Nos sentamos junto a la cama de ella, en el Mercy Hospital. El chófer y la doncella ocupaban sendas habitaciones. A Madelon Leroy le había sido asignada una «suite» en el último piso. El sol se acercaba al ocaso, convertido en una especie de balón carmesí, flotando en un mar rosado; una leve brisa jugaba incansablemente con las blancas cortinas de la ventana. De no haber conocido su identidad, ninguno de nosotros habría dicho que la mujer que se encontraba en aquella cama era la atractiva, la deslumbrante Madelon Leroy. Su faz aparecía lívida, casi gris, de un gris verdoso; a través de la piel se adivinaban las líneas de su cráneo... Tenía las sienes hundidas, como los ojos; la nariz se había hundido extrañamente también, acortándose, haciendo más saliente la mandíbula y los arcos superciliares. Unas venitas azules acentuaban la extrema palidez de las mejillas, dando al rostro una apariencia de objeto de cera; las orejas eran casi transparentes; los labios se habían resecado, replegándose sobre los dientes, como si la mujer se esforzara para hacerse con un poco de aire.

-Mazie -murmuró, en un débil susurro-: ¿dónde estás, querida? Ven... Ha llegado la hora de nuestra siesta. Tómame en tus brazos, querida; apriétame contra tu frente y juvenil cuerpo...
De Grandin se incorporó, inclinándose sobre el lecho, mirándola no como un médico mira siempre a un paciente que sufre, sino con la frialdad del ejecutor que estudia a la persona condenada.
-Larose, Larue, Leroy... como quiera usted llamarse.. Ha llegado por fin a la meta de su viaje por la vida. Ya no dispone de víctimas que puedan renovar su pseudojuventud. Llegó un día al mundo (le bon Dieu sabe cuantos años hace de eso) y ha sonado para usted la hora de irse.
La mujer volvió hacia él los ojos, unos ojos sombríos, sin el menor brillo. En su marchita faz fue apareciendo trabajosamente una expresión elocuente: le había reconocido.
-¡Usted! -exclamó en voz muy baja, delatadora de un gran pánico-. Por fin me has encontrado... Tú, mi enemigo.
-Tu parles, ma vielle -replicó De Grandin, con naturalidad-. Tú lo has dicho. Te he encontrado por fin. No me fue posible materialmente evitar que absorbieras la vida de aquella desgraciada persona en 1910; tampoco pude interponerme entre tú y la joven de los días de Napoleón III. Pero esta vez estoy aquí, sí. Todo queda atrás ya; el fin se aproxima.
-Ten piedad de mí -rogó ella, temblorosa-. Ten piedad de mí, hombre cruel. Yo soy una artiste, una gran actriz. Mi arte hace felices a millares de seres. Durante años, he llevado un poco de alegría a los que vivían tristes o atribulados. Compáreme con otras mujeres... ¿Qué representan a mi lado las campesinas, las hijas de los comerciantes, las de la bourgeoisie? Yo soy Claro de Luna, la luz de la luna reflejándose en unas aguas remansadas; la dulce promesa del amor todavía no logrado...
-Tiens... Yo creo que la luna se está poniendo, mademoiselle -dijo De Grandin, interrumpiéndola secamente-. Si desea los auxilios de un sacerdote...
-Nigaud, bête, sot! -susurró ella. Y su susurro fue como un apagado grito-. ¡Estúpido! ¡Necio! ¡Hijo de padres imbéciles! No necesito a mi lado a ningún sacerdote, no quiero que me hablen de arrepentimientos ni de redenciones. Lo que sí deseo es recuperar mi juventud y mi belleza. Haz venir aquí a una muchacha limpia, joven, llena de salud...

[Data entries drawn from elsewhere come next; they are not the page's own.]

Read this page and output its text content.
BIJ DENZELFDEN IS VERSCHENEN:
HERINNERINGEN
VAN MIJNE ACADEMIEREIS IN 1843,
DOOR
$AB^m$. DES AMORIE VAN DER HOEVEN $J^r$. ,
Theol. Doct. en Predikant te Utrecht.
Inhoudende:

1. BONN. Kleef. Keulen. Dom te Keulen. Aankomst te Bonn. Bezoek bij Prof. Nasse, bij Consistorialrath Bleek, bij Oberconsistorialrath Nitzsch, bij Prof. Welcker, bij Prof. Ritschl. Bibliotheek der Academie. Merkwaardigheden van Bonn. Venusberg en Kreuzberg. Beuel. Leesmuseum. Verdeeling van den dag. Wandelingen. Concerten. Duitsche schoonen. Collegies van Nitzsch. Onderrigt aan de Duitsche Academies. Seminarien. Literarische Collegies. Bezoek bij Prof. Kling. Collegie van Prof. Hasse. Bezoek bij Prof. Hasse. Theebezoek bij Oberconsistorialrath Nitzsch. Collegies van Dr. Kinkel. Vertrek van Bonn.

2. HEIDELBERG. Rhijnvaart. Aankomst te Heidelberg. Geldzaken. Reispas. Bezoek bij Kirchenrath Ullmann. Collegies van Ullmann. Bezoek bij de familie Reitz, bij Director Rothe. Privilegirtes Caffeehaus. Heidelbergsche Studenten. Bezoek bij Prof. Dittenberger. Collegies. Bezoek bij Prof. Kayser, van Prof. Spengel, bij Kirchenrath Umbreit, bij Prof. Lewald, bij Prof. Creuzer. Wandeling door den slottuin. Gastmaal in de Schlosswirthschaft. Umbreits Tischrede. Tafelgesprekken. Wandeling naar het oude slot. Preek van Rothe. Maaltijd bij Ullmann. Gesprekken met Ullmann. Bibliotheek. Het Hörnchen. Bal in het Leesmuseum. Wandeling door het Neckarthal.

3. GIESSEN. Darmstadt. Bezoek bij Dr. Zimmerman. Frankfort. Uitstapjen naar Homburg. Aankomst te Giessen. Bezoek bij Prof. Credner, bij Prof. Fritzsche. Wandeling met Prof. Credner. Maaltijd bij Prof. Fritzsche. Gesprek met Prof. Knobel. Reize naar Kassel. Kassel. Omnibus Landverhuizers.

Ella se interrumpió al ver una dura mirada en los ojos de De Grandin. Apenas tenía fuerzas ya para insultarle. Pero de sus labios salieron todavía epítetos que habrían hecho enrojecer de vergüenza a una comadre de los muelles de Marsella. De Grandin encajó aquel discurso con serenidad. Ni sonreía ni se mostraba irritado. Había en él una aire de indiferencia total, como si en aquellos instantes se hubiese hallado en un laboratorio, observando en el microscopio un nuevo y curioso espécimen.

-Eres una bestia, un perro, un cerdo -siguió diciendo la mujer-. Desciendes de apestosos camellos... Eres un hijo bastardo de una gata callejera y de un demonio de los infiernos...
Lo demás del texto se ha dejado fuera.